There is no question that Egypt’s emergence as a liberal democracy is threatened by a rampant military—with the Supreme Council of the Armed Forces casting itself as the sentinel on guard against the Islamists—and surging popular support for the Muslim Brotherhood. At least the Salafist Al-Nour Party has a total of only 5 of the first 168 seats decided to date, a convincing renunciation of the party’s strict Islamist platform. The SCAF’s continued insistence on independence from oversight by the government could result in another Pakistan if the West throws its lot in with the SCAF and not the parliamentary assembly.

Paikin links the threat of political instability in the Middle East to Western nations by raising the spectre of a reprisal of the OPEC Oil Embargo of 1973. Rather than focusing on a policy of energy independence to remove this Sword of Damocles, Paikin instead advocates for a turning of the screw: pre-emptive strikes on Middle East states by Israel. He seems nostalgic for a time when compliant tyrants reigned everywhere in the Middle East. He juxtaposes this nostalgia for the devils we knew with his plug for
Israel as “the region’s only liberal democracy.” Does he truly aspire for Israel to enjoy some company in this category? Or for Israel to enjoy only hegemony, whatever the cost?

Columns by Zach Paikin:

The Good
- combine US and Canadian resources to fight terrorism and cyber-warfare
- sign a joint Canada-US carbon tax policy
- go beyond traditional free trade agreements to reduce barriers to mobility and investment
- make bilateral agreements with India and China a top priority
- make education, agriculture, and technology prime components of our aid strategy

The Bad
- proceed with the purchase of 65 F-35 fighter jets
- negotiate a ballistic missile defense pact with US and Europe
- double the size of the Canadian military

The Ugly
- press the United States to keep Omar Khadr at Guantanamo Bay as long as possible
- designate the Iranian Revolutionary Guard Corps as a terrorist organization
- replace CIDA with "more effective, independent operating units"; i.e. eliminate CIDA


fred said...

Nice to know at least one Liberal has a favourable view of Israel and its need to protect its people.

igm said...

Thanks for recognizing that, Fred. Although that might not have come across in this post, you've doubtless seen previous posts in which I denounce Hamas for its "characteristic bloodthirsty rhetoric, defiance, and reckless endangerment of the citizens it is charged to protect."

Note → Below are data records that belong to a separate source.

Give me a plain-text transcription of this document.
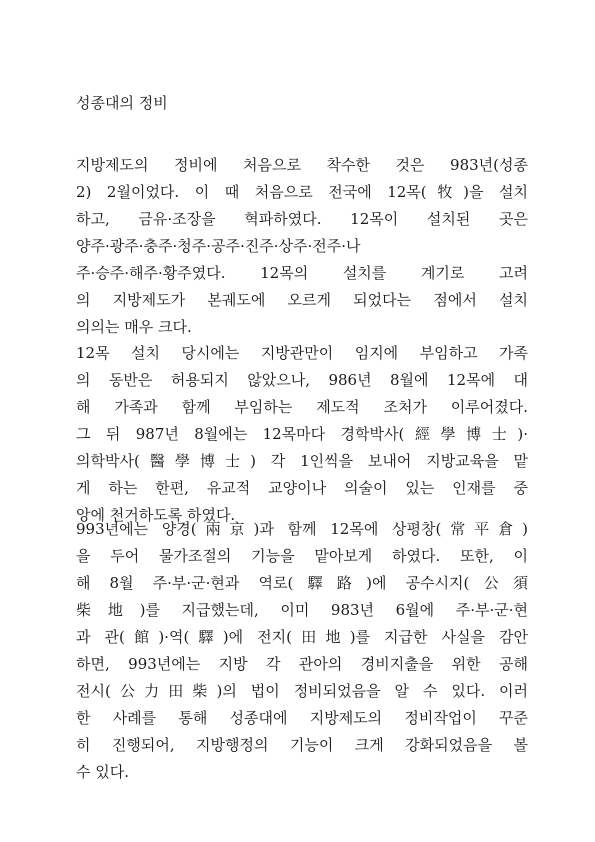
성종대의 정비
지방제도의 정비에 처음으로 착수한 것은 983년(성종
2) 2월이었다. 이 때 처음으로 전국에 12목(牧)을 설치
하고, 금유·조장을 혁파하였다. 12목이 설치된 곳은
양주·광주·충주·청주·공주·진주·상주·전주·나
주·승주·해주·황주였다. 12목의 설치를 계기로 고려
의 지방제도가 본궤도에 오르게 되었다는 점에서 설치
의의는 매우 크다.
12목 설치 당시에는 지방관만이 임지에 부임하고 가족
의 동반은 허용되지 않았으나, 986년 8월에 12목에 대
해 가족과 함께 부임하는 제도적 조처가 이루어졌다.
그 뒤 987년 8월에는 12목마다 경학박사(經學博士)·
의학박사(醫學博士) 각 1인씩을 보내어 지방교육을 맡
게 하는 한편, 유교적 교양이나 의술이 있는 인재를 중
앙에 천거하도록 하였다.
993년에는 양경(兩京)과 함께 12목에 상평창(常平倉)
을 두어 물가조절의 기능을 맡아보게 하였다. 또한, 이
해 8월 주·부·군·현과 역로(驛路)에 공수시지(公須
柴地)를 지급했는데, 이미 983년 6월에 주·부·군·현
과 관(館)·역(驛)에 전지(田地)를 지급한 사실을 감안
하면, 993년에는 지방 각 관아의 경비지출을 위한 공해
전시(公力田柴)의 법이 정비되었음을 알 수 있다. 이러
한 사례를 통해 성종대에 지방제도의 정비작업이 꾸준
히 진행되어, 지방행정의 기능이 크게 강화되었음을 볼
수 있다.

The way forward in the region is an acknowledgment of the need for a Jewish national home and that Israel has the right to exist. Multilateral or a series of bilateral agreements with regional partners can help Israel secure that peace as with Egypt--a fragile peace I concede.

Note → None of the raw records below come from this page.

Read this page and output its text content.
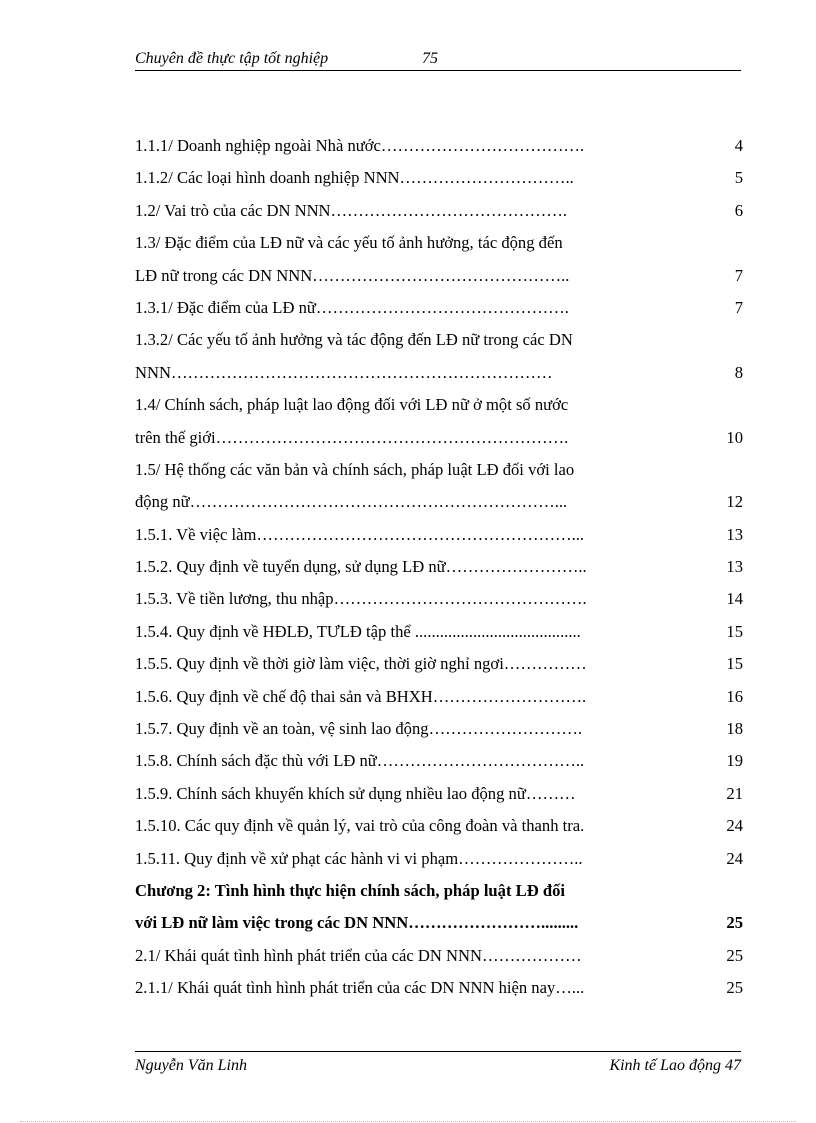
Chuyên đề thực tập tốt nghiệp	75
1.1.1/ Doanh nghiệp ngoài Nhà nước……………………………….	4
1.1.2/ Các loại hình doanh nghiệp NNN…………………………..	5
1.2/ Vai trò của các DN NNN…………………………………….	6
1.3/ Đặc điểm của LĐ nữ và các yếu tố ảnh hưởng, tác động đến
LĐ nữ trong các DN NNN………………………………………..	7
1.3.1/ Đặc điểm của LĐ nữ……………………………………….	7
1.3.2/ Các yếu tố ảnh hưởng và tác động đến LĐ nữ trong các DN
NNN……………………………………………………………	8
1.4/ Chính sách, pháp luật lao động đối với LĐ nữ ở một số nước
trên thế giới……………………………………………………….	10
1.5/ Hệ thống các văn bản và chính sách, pháp luật LĐ đối với lao
động nữ…………………………………………………………...	12
1.5.1. Về việc làm…………………………………………………...	13
1.5.2. Quy định về tuyển dụng, sử dụng LĐ nữ……………………..	13
1.5.3. Về tiền lương, thu nhập……………………………………….	14
1.5.4. Quy định về HĐLĐ, TƯLĐ tập thể ........................................	15
1.5.5. Quy định về thời giờ làm việc, thời giờ nghỉ ngơi……………	15
1.5.6. Quy định về chế độ thai sản và BHXH……………………….	16
1.5.7. Quy định về an toàn, vệ sinh lao động……………………….	18
1.5.8. Chính sách đặc thù với LĐ nữ………………………………..	19
1.5.9. Chính sách khuyến khích sử dụng nhiều lao động nữ………	21
1.5.10. Các quy định về quản lý, vai trò của công đoàn và thanh tra.	24
1.5.11. Quy định về xử phạt các hành vi vi phạm…………………..	24
Chương 2: Tình hình thực hiện chính sách, pháp luật LĐ đối
với LĐ nữ làm việc trong các DN NNN…………………….........	25
2.1/ Khái quát tình hình phát triển của các DN NNN………………	25
2.1.1/ Khái quát tình hình phát triển của các DN NNN hiện nay…...	25
Nguyễn Văn Linh	Kinh tế Lao động 47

I am not convinced that Israel is a good faith negotiating partner on Palestinian independence. I'm not going out on a limb here.

I am also not convinced that on the Palestinian side there are good faith negotiating partners. And civilians in Israel and the Occupied Territories are at the mercy of leadership with unrealistic aspirations on both sides of this continuing conflict.

The dream, from my perspective, is the political, geographic, social and economic integration that a One State Solution could confer.

After speaking with Zack I've revisited my classification of his recommendation on the IRGC as 'Ugly.' I thought they were exclusively a domestic paramilitary organization but I now understand they have been active beyond their borders in acts of aggression reasonably categorized as terror.